The 40L capacity of the Snoskiwoski can handle all the standard items of a day trip with the ski mountaineering additions of rope, rack, and harness. I think the pack is also going to be perfect for one- or two-night multi-day missions.
When you don’t need the full 40L, it compresses nicely to around 30L. Compressibility is also something that Mountain Hardwear does well with all its packs. They’re the only ones I’ve used that actually compress uniformly and function as a smaller pack. I’m 5’9” 140lbs and the S/M is perfect.
The Snoskiwoski is advertised as a ski mountaineering pack and excels as such. It’s going to be my go-to for glaciated and technical objectives in the Cascades of Washington this spring. I’m also going to reach for it anytime I’m going light on a short multi-day mission.

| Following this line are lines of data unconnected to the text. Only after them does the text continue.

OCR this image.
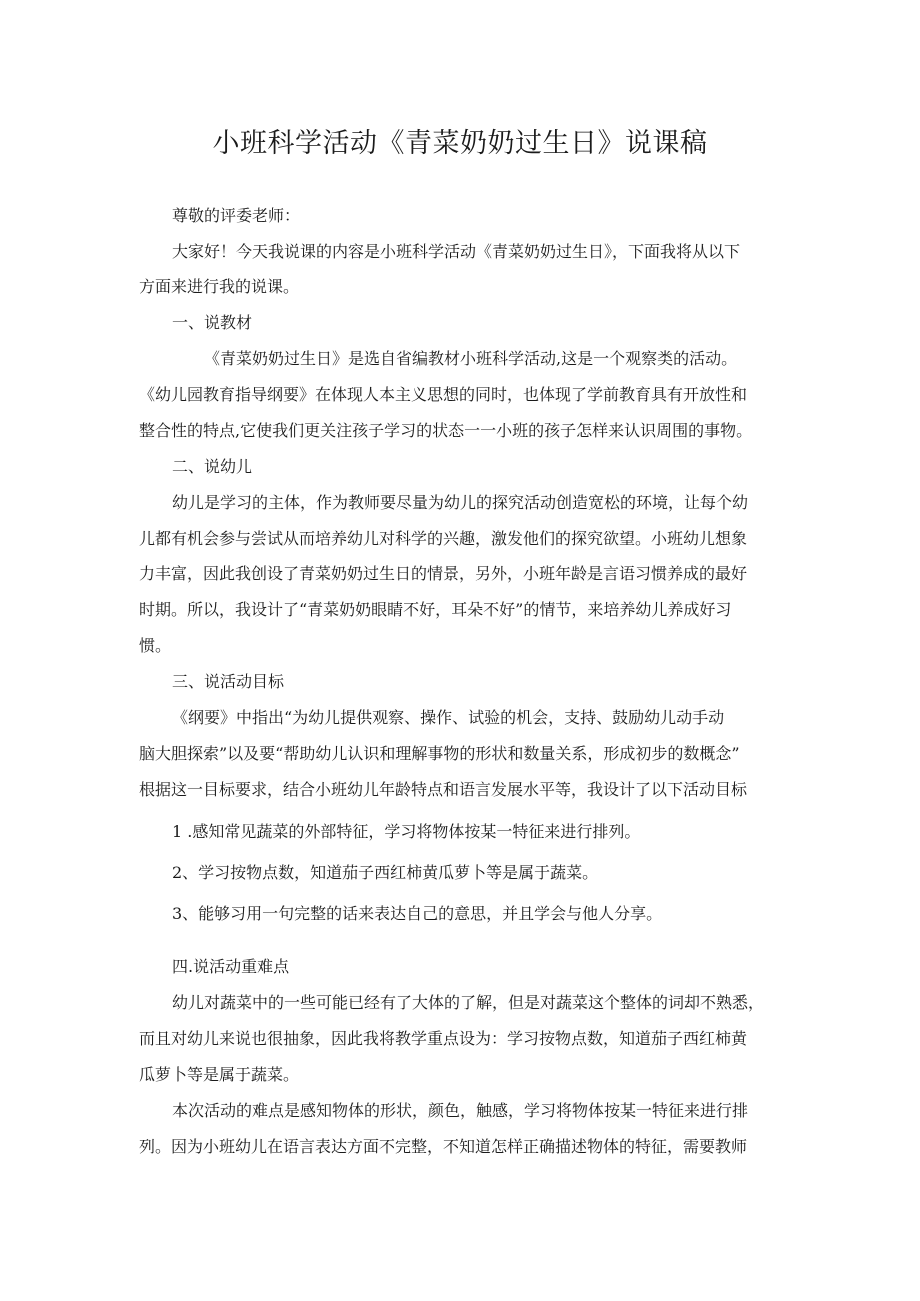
小班科学活动《青菜奶奶过生日》说课稿
尊敬的评委老师：
大家好！今天我说课的内容是小班科学活动《青菜奶奶过生日》，下面我将从以下
方面来进行我的说课。
一、说教材
《青菜奶奶过生日》是选自省编教材小班科学活动,这是一个观察类的活动。
《幼儿园教育指导纲要》在体现人本主义思想的同时，也体现了学前教育具有开放性和
整合性的特点,它使我们更关注孩子学习的状态一一小班的孩子怎样来认识周围的事物。
二、说幼儿
幼儿是学习的主体，作为教师要尽量为幼儿的探究活动创造宽松的环境，让每个幼
儿都有机会参与尝试从而培养幼儿对科学的兴趣，激发他们的探究欲望。小班幼儿想象
力丰富，因此我创设了青菜奶奶过生日的情景，另外，小班年龄是言语习惯养成的最好
时期。所以，我设计了“青菜奶奶眼睛不好，耳朵不好”的情节，来培养幼儿养成好习
惯。
三、说活动目标
《纲要》中指出“为幼儿提供观察、操作、试验的机会，支持、鼓励幼儿动手动
脑大胆探索”以及要“帮助幼儿认识和理解事物的形状和数量关系，形成初步的数概念”
根据这一目标要求，结合小班幼儿年龄特点和语言发展水平等，我设计了以下活动目标
1 .感知常见蔬菜的外部特征，学习将物体按某一特征来进行排列。
2、学习按物点数，知道茄子西红柿黄瓜萝卜等是属于蔬菜。
3、能够习用一句完整的话来表达自己的意思，并且学会与他人分享。
四.说活动重难点
幼儿对蔬菜中的一些可能已经有了大体的了解，但是对蔬菜这个整体的词却不熟悉，
而且对幼儿来说也很抽象，因此我将教学重点设为：学习按物点数，知道茄子西红柿黄
瓜萝卜等是属于蔬菜。
本次活动的难点是感知物体的形状，颜色，触感，学习将物体按某一特征来进行排
列。因为小班幼儿在语言表达方面不完整，不知道怎样正确描述物体的特征，需要教师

I also think it has versatility beyond its original purpose. This pack is going to make for an excellent baseline touring pack for anyone. I personally haven’t used another pack for backcountry skiing since I got the pack in January. The avalanche gear compartment doesn’t add any noticeable bulk or weight so it will also serve a user well as a general winter mountaineering pack too.
Splitboarders, just know that there isn’t a purpose-designed carry system for a solid board on this pack. However, with all the different lashing points, it won’t be hard to fashion one together.
Currently, the winter is halfway over and it’s time to start thinking about those pinner couloirs, ski traverses, and Washington volcanos that are going to be skiable in just a few weeks. If your current pack isn’t equipped to handle the tools you’ll need to get rad, you should check out the Snoskiwoski 40L from Mountain Hardwear.
It’s light, versatile, and durable. I’m certainly going to be reaching for it for years to come. (I actually have half a mind to get another before they stop making it.) For those who aren’t ready to take on the fear, risk, and blister care of ski mountaineering quite yet, this pack will also serve you well as solid backcountry touring pack.